With Democrats growing increasingly anxious that the Karl Rove-affiliated “Super PAC” money machine may swamp them in the closing weeks of the election, Montana Senator Max Baucus has called for an IRS investigation into the tax-exempt status of these groups, which allows them to raise money without contribution limits and in some cases to avoid revealing their donors. In a letter to the IRS Baucus asks whether groups are exploiting the tax code to “eliminate transparency in the funding of our elections” and “advance private interests.”
But similar groups have been around for several years–in past elections, mainly on the Democratic side–and the IRS hasn’t seem very troubled.

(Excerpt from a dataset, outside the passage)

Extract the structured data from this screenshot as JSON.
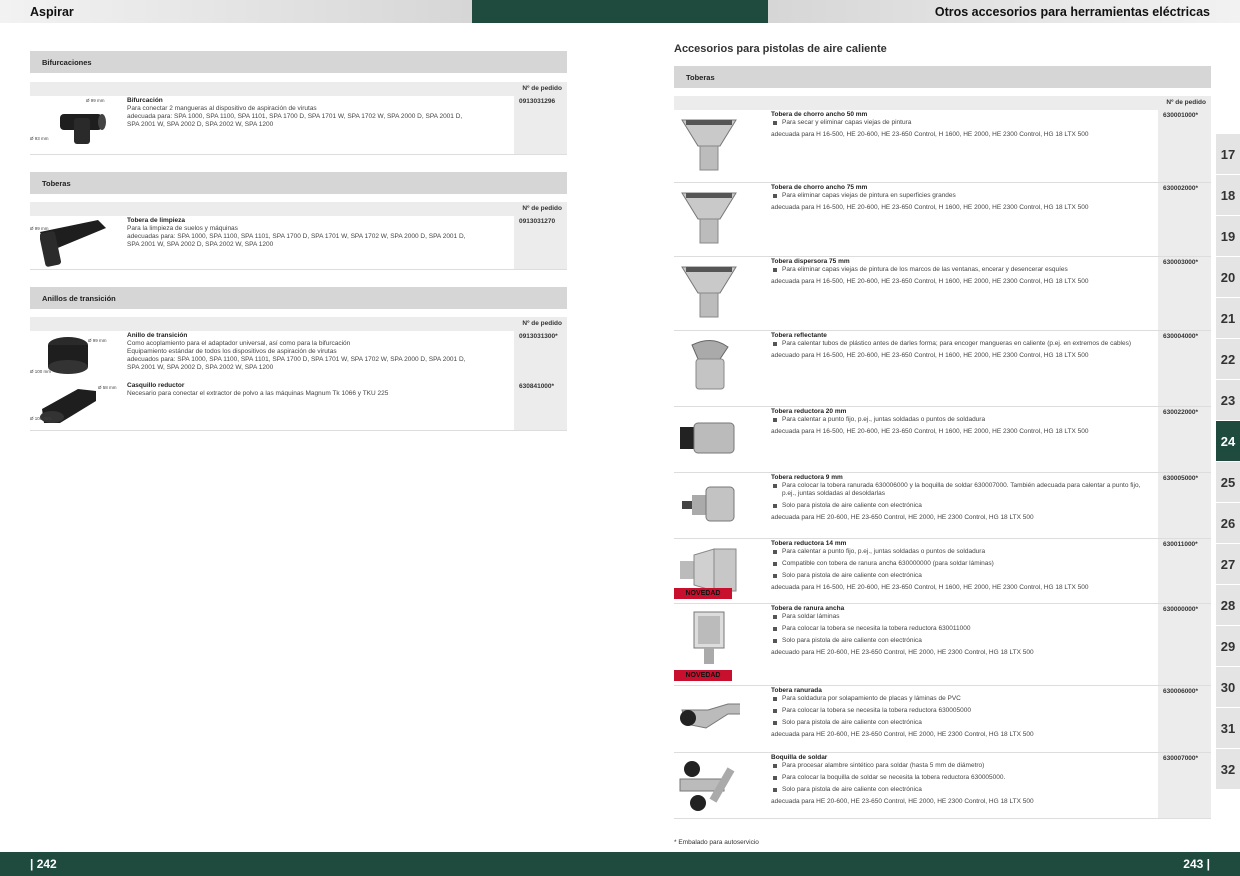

Ending the practice of anodyne-sounding groups that raise and spend unlimited amounts of money with little or no disclosure will probably take an act of Congress. But Congressional Democrats haven’t been able to get a modest package of new disclosure provisions beyond Senate GOP objections, and the coming influx of Republicans to the capital isn’t going to make other reforms very likely in the near future.
In other campaign finance reform news, a “Fair Elections” bill modeled after state laws in Connecticut, Maine and Arizona that would provide public financing to candidates who demonstrate public support has passed out of a House committee and awaits a vote from the full House. But that may not happen before the end of the year, and it certainly won’t happen if Republicans win control of the chamber.